Dans les PMA, la tendance des investissements dans les secteurs liés aux ODD est moins favorable. Le nombre de projets d’investissement importants pour les ODD diminuait de 17 %, dans les PMA, consécutivement à une chute de 30 % en 2020. La valeur totale des projets augmentait d’environ 20 %, mais du fait d’un seul méga-projet dans les énergies renouvelables.
L’analyse des tendances d’ investissement dans les capacités de production dans les PMA met en évidence leurs faiblesses structurelles et indique que plusieurs secteurs ont été durement touchés par la pandémie.
Les projets d’investissement importants en matière de développement du secteur privé et de changement structurel se sont en partie taris. Ceci met davantage en exergue le ralentissement des projets liés au capital naturel (extraction), traditionnellement une part importante de l’investissement dans de nombreux PMA.
Des perspectives positives pour 2022
Selon le Rapport, les perspectives pour les IDE dans le monde sont positives. Il est cependant peu probable qu’un rebond d’une ampleur de celui de 2021 se reproduise.

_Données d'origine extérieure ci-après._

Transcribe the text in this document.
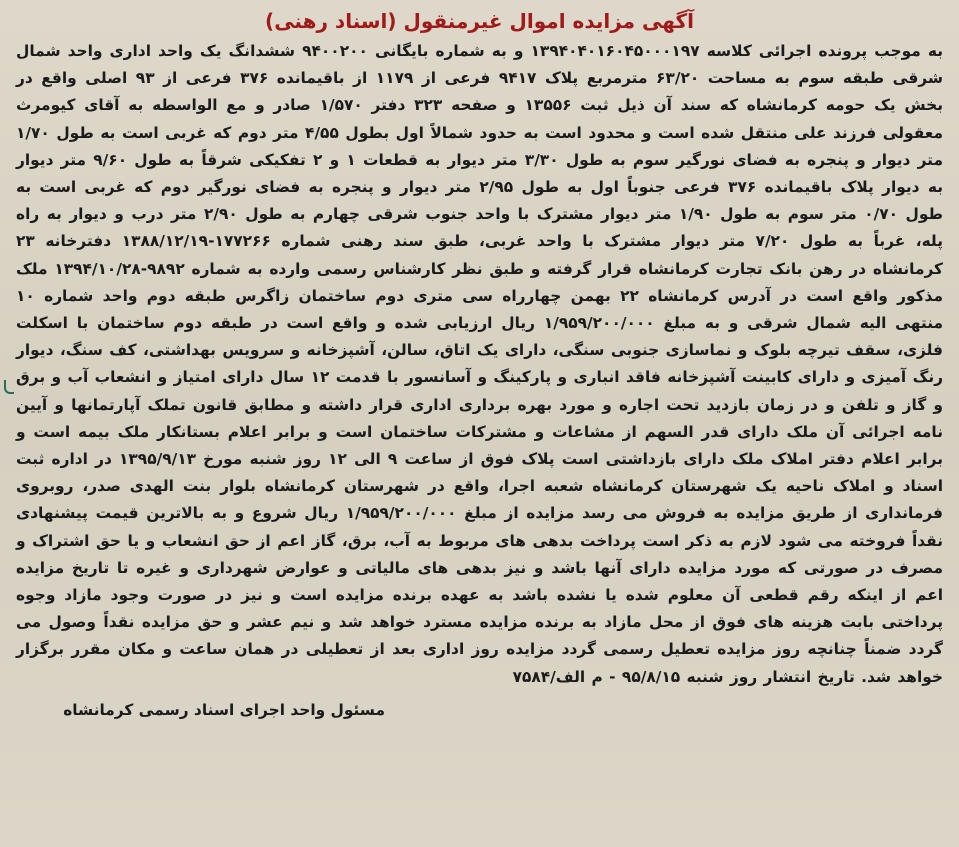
آگهی مزایده اموال غیرمنقول (اسناد رهنی)

به موجب پرونده اجرائی کلاسه ۱۳۹۴۰۴۰۱۶۰۴۵۰۰۰۱۹۷ و به شماره بایگانی ۹۴۰۰۲۰۰ ششدانگ یک واحد اداری واحد شمال شرقی طبقه سوم به مساحت ۶۳/۲۰ مترمربع پلاک ۹۴۱۷ فرعی از ۱۱۷۹ از باقیمانده ۳۷۶ فرعی از ۹۳ اصلی واقع در بخش یک حومه کرمانشاه که سند آن ذیل ثبت ۱۳۵۵۶ و صفحه ۳۲۳ دفتر ۱/۵۷۰ صادر و مع الواسطه به آقای کیومرث معقولی فرزند علی منتقل شده است و محدود است به حدود شمالاً اول بطول ۴/۵۵ متر دوم که غربی است به طول ۱/۷۰ متر دیوار و پنجره به فضای نورگیر سوم به طول ۳/۳۰ متر دیوار به قطعات ۱ و ۲ تفکیکی شرقاً به طول ۹/۶۰ متر دیوار به دیوار پلاک باقیمانده ۳۷۶ فرعی جنوباً اول به طول ۲/۹۵ متر دیوار و پنجره به فضای نورگیر دوم که غربی است به طول ۰/۷۰ متر سوم به طول ۱/۹۰ متر دیوار مشترک با واحد جنوب شرقی چهارم به طول ۲/۹۰ متر درب و دیوار به راه پله، غرباً به طول ۷/۲۰ متر دیوار مشترک با واحد غربی، طبق سند رهنی شماره ۱۷۷۲۶۶-۱۳۸۸/۱۲/۱۹ دفترخانه ۲۳ کرمانشاه در رهن بانک تجارت کرمانشاه قرار گرفته و طبق نظر کارشناس رسمی وارده به شماره ۹۸۹۲-۱۳۹۴/۱۰/۲۸ ملک مذکور واقع است در آدرس کرمانشاه ۲۲ بهمن چهارراه سی متری دوم ساختمان زاگرس طبقه دوم واحد شماره ۱۰ منتهی الیه شمال شرقی و به مبلغ ۱/۹۵۹/۲۰۰/۰۰۰ ریال ارزیابی شده و واقع است در طبقه دوم ساختمان با اسکلت فلزی، سقف تیرچه بلوک و نماسازی جنوبی سنگی، دارای یک اتاق، سالن، آشپزخانه و سرویس بهداشتی، کف سنگ، دیوار رنگ آمیزی و دارای کابینت آشپزخانه فاقد انباری و پارکینگ و آسانسور با قدمت ۱۲ سال دارای امتیاز و انشعاب آب و برق و گاز و تلفن و در زمان بازدید تحت اجاره و مورد بهره برداری اداری قرار داشته و مطابق قانون تملک آپارتمانها و آیین نامه اجرائی آن ملک دارای قدر السهم از مشاعات و مشترکات ساختمان است و برابر اعلام بستانکار ملک بیمه است و برابر اعلام دفتر املاک ملک دارای بازداشتی است پلاک فوق از ساعت ۹ الی ۱۲ روز شنبه مورخ ۱۳۹۵/۹/۱۳ در اداره ثبت اسناد و املاک ناحیه یک شهرستان کرمانشاه شعبه اجرا، واقع در شهرستان کرمانشاه بلوار بنت الهدی صدر، روبروی فرمانداری از طریق مزایده به فروش می رسد مزایده از مبلغ ۱/۹۵۹/۲۰۰/۰۰۰ ریال شروع و به بالاترین قیمت پیشنهادی نقداً فروخته می شود لازم به ذکر است پرداخت بدهی های مربوط به آب، برق، گاز اعم از حق انشعاب و یا حق اشتراک و مصرف در صورتی که مورد مزایده دارای آنها باشد و نیز بدهی های مالیاتی و عوارض شهرداری و غیره تا تاریخ مزایده اعم از اینکه رقم قطعی آن معلوم شده یا نشده باشد به عهده برنده مزایده است و نیز در صورت وجود مازاد وجوه پرداختی بابت هزینه های فوق از محل مازاد به برنده مزایده مسترد خواهد شد و نیم عشر و حق مزایده نقداً وصول می گردد ضمناً چنانچه روز مزایده تعطیل رسمی گردد مزایده روز اداری بعد از تعطیلی در همان ساعت و مکان مقرر برگزار خواهد شد. تاریخ انتشار روز شنبه ۹۵/۸/۱۵ - م الف/۷۵۸۴

مسئول واحد اجرای اسناد رسمی کرمانشاه
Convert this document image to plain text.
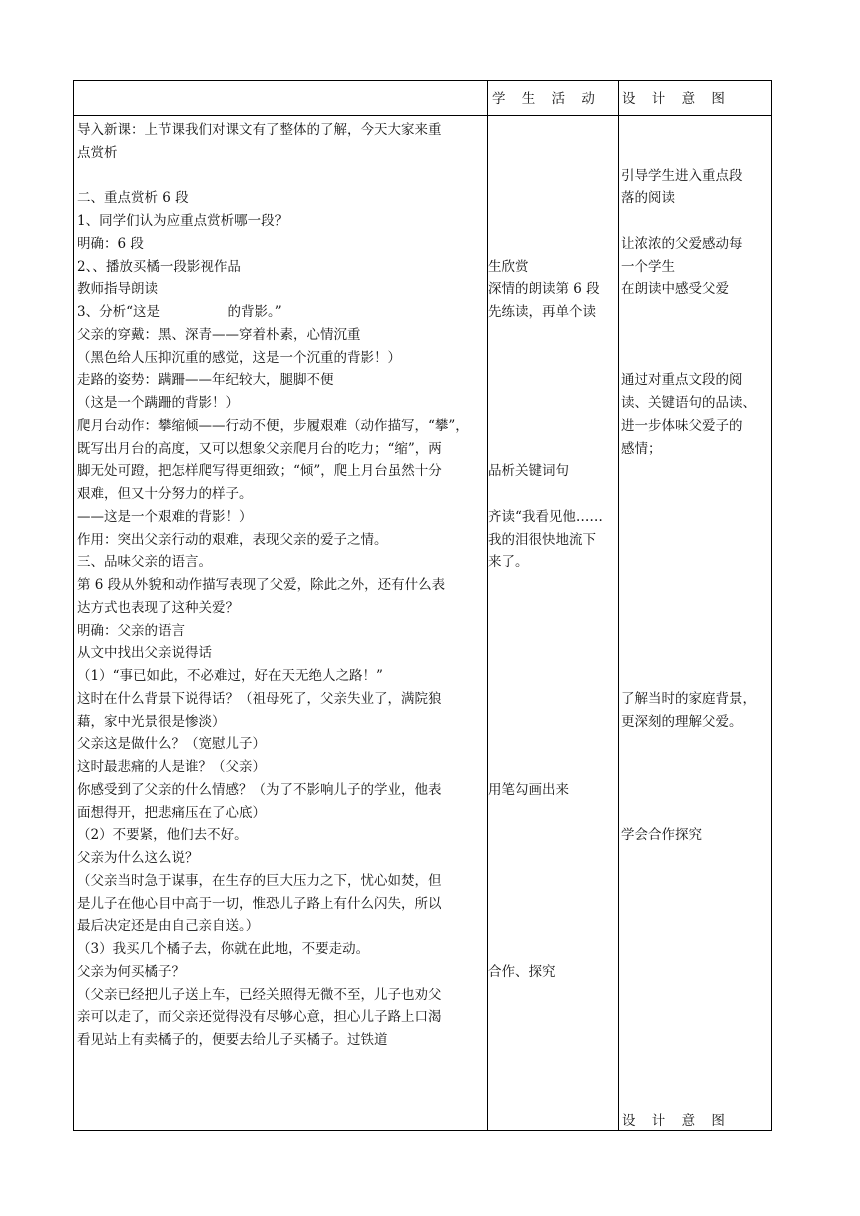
学 生 活 动 设 计 意 图
导入新课：上节课我们对课文有了整体的了解，今天大家来重
点赏析
二、重点赏析 6 段
1、同学们认为应重点赏析哪一段？
明确：6 段
2、、播放买橘一段影视作品
教师指导朗读
3、分析“这是　　　　　的背影。”
父亲的穿戴：黑、深青——穿着朴素，心情沉重
（黑色给人压抑沉重的感觉，这是一个沉重的背影！）
走路的姿势：蹒跚——年纪较大，腿脚不便
（这是一个蹒跚的背影！）
爬月台动作：攀缩倾——行动不便，步履艰难（动作描写，“攀”，
既写出月台的高度，又可以想象父亲爬月台的吃力；“缩”，两
脚无处可蹬，把怎样爬写得更细致；“倾”，爬上月台虽然十分
艰难，但又十分努力的样子。
——这是一个艰难的背影！）
作用：突出父亲行动的艰难，表现父亲的爱子之情。
三、品味父亲的语言。
第 6 段从外貌和动作描写表现了父爱，除此之外，还有什么表
达方式也表现了这种关爱？
明确：父亲的语言
从文中找出父亲说得话
（1）“事已如此，不必难过，好在天无绝人之路！”
这时在什么背景下说得话？（祖母死了，父亲失业了，满院狼
藉，家中光景很是惨淡）
父亲这是做什么？（宽慰儿子）
这时最悲痛的人是谁？（父亲）
你感受到了父亲的什么情感？（为了不影响儿子的学业，他表
面想得开，把悲痛压在了心底）
（2）不要紧，他们去不好。
父亲为什么这么说？
（父亲当时急于谋事，在生存的巨大压力之下，忧心如焚，但
是儿子在他心目中高于一切，惟恐儿子路上有什么闪失，所以
最后决定还是由自己亲自送。）
（3）我买几个橘子去，你就在此地，不要走动。
父亲为何买橘子？
（父亲已经把儿子送上车，已经关照得无微不至，儿子也劝父
亲可以走了，而父亲还觉得没有尽够心意，担心儿子路上口渴
看见站上有卖橘子的，便要去给儿子买橘子。过铁道
生欣赏
深情的朗读第 6 段
先练读，再单个读
品析关键词句
齐读“我看见他……
我的泪很快地流下
来了。
用笔勾画出来
合作、探究
引导学生进入重点段
落的阅读
让浓浓的父爱感动每
一个学生
在朗读中感受父爱
通过对重点文段的阅
读、关键语句的品读、
进一步体味父爱子的
感情；
了解当时的家庭背景，
更深刻的理解父爱。
学会合作探究
设 计 意 图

La tendance sous-jacente – nette des flux de conduits, des transactions ponctuelles et des flux financiers intra-groupes – restera, comme en 2021, relativement modérée. Le financement de projets internationaux dans le secteur des infrastructures continuera d’impulser une dynamique de croissance.
«Les investissements nouveaux dans le secteur manufacturier et les CVM restent à un faible niveau, pour partie du fait des vagues successives de la pandémie de COVID-19 et de l’escalade des tensions géopolitiques», a déclaré James Zhan.
«En outre, il faut du temps pour que de nouveaux investissements se matérialisent. Il y a normalement un décalage entre reprise économique et reprise de nouveaux investissements dans la fabrication et les chaînes d’approvisionnement », a ajouté M. Zhan.
Le fait que la crise sanitaire ait perduré, avec une succession de nouvelles vagues constitue une circonstance majeure de risque baissier pour les IDE.
Le rythme des vaccinations, en particulier dans les pays en développement, ainsi que la rapidité de mise en œuvre des plans de relance des investissements dans les infrastructures, demeurent d’importants facteurs d’incertitude.
D’autres risques importants, notamment liés aux goulots d’étranglement de la main-d’œuvre et des chaînes d’approvisionnement, aux prix de l’énergie et aux pressions inflationnistes, affecteront également les évolutions futures en matière d’IDE.